U.S., China pressure Europe on debt
Sep 24, 2011, 8:13 a.m.
"They have six weeks to resolve this crisis," British Finance Minister George Osborne said on Friday, referring to the need to hammer out a definitive plan by the time Group of 20 political leaders meet in Cannes, France, in November.
Geithner said on Saturday indebted countries need time to "demonstrate fiscal discipline" but urged speed in implementing changes to a 440-billion-euro European Financial Stability Facility that were agreed in July and suggested consideration should be given to even more changes.
"Further action to expand the effective capacity of these commitments is still necessary to create a firewall against further contagion," he said, without specifying what action.
G20 participants did not say how the EFSF might be altered and French Finance Minister Francois Baroin used the word "leverage" in comments to reporters on Thursday.

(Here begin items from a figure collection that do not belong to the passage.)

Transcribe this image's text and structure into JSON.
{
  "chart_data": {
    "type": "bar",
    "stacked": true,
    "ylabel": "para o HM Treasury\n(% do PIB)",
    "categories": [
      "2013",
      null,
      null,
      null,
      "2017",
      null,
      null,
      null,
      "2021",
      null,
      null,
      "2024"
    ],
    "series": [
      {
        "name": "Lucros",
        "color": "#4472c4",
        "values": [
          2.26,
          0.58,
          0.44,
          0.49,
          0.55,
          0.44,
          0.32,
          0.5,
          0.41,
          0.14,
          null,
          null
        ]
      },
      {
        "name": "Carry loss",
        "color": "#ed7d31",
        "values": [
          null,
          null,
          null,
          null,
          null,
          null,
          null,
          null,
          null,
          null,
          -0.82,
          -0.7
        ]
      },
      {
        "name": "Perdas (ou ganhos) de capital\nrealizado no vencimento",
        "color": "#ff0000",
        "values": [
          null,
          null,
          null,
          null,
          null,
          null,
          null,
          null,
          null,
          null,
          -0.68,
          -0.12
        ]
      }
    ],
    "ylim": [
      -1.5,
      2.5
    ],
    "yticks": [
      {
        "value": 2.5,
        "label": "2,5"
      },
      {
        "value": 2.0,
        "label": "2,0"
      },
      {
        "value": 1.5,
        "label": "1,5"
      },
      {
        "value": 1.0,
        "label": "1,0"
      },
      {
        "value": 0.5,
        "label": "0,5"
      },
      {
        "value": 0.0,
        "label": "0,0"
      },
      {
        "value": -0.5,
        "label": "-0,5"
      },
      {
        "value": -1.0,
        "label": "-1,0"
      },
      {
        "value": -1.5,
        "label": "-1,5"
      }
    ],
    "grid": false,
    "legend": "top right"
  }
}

The United States wants Europe to leverage up the EFSF to give it more firepower. One option could be for the ECB to commit large amounts of funding to back up the EFSF.
Germany, as the strongest economy in Europe, plays a central role in any effort to curb a debt crisis.
Finance Minister Wolfgang Schaeuble said on Saturday he will meet his Greek counterpart, Evangelos Venizelos, while in Washington for the IMF meetings.
"We are permanently in contact and talk a lot," Schaeuble said, a day after German Chancellor Angela Merkel sought to dampen speculation about the chances of a Greek default by saying it was not an option for her.
"The damage would be impossible to predict," Merkel warned members of her political party in Germany.